There are also links to Thomas Frank's latest book The Wrecking Crew:
Despite all the badges and bumper stickers it has adorned, I doubt that " defund the left" ever had much popular appeal.
"All the badges and bumper stickers it has adorned" eh? Let's do a Google Image Search with the words "defund the left." Again, lots of left wing sites pop up, but not one badge or bumper sticker in sight. Add badge after the phrase and you get a bunch of left-wing agit prop. Add bumper sticker and you get more of the same, although the number one result may surprise you.
Further research on the phrase "defund the left" reveals that according to the left wing SourceWatch, the latest example of conservatives using this term is from February 2001. Considering that Frank claims that this is (not was) one of our "fondest slogans" it doesn't seem like we've been using it much lately.
Finally, in the six-plus year history of Fraters Libertas (six-thousand seven-hundred and forty-five posts at last count--at least until the sleeping Atomizer giant awakens), the phrase has appeared exactly one time and that was four years ago. I'm going to have to get on the staff to start using that slogan more often. After all, it is one of our favorites.
UPDATE: Frank not Franks. I regret the error.

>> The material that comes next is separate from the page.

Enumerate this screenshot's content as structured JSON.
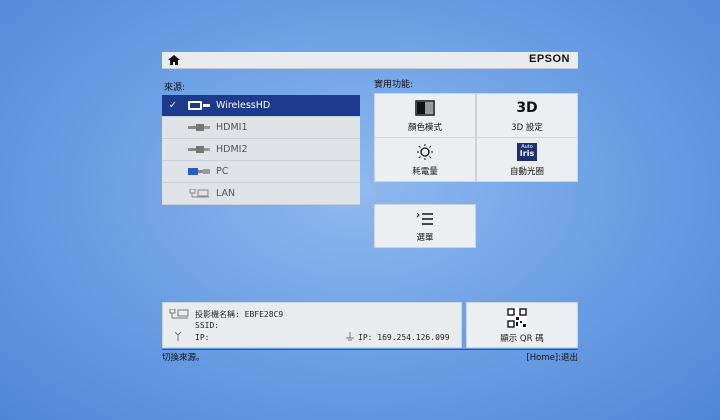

UPDATE II: At NRO, Jonah Goldberg captures the essence of some of the problems with Frank in comments on his most recent column about surrogate motherhood (which actually wasn't nearly as bad as usual):
Thomas Frank has an almost-interesting column today. It would have been really interesting if he could have gotten past square one and not spent almost the entire column bitching and moaning about the cultural obsession with the hyper-rich. I think there's some merit to his complaints. But they are so unbelievably familiar and trite at this point that if I knew he was never really going to get past that stuff I probably wouldn't have read it.
For Frank and much of his left wing ilk, it's all about class (or race or sexuality) all the time. That obsession clouds their thinking and distracts them from being able to make what otherwise could have been legitimate arguments.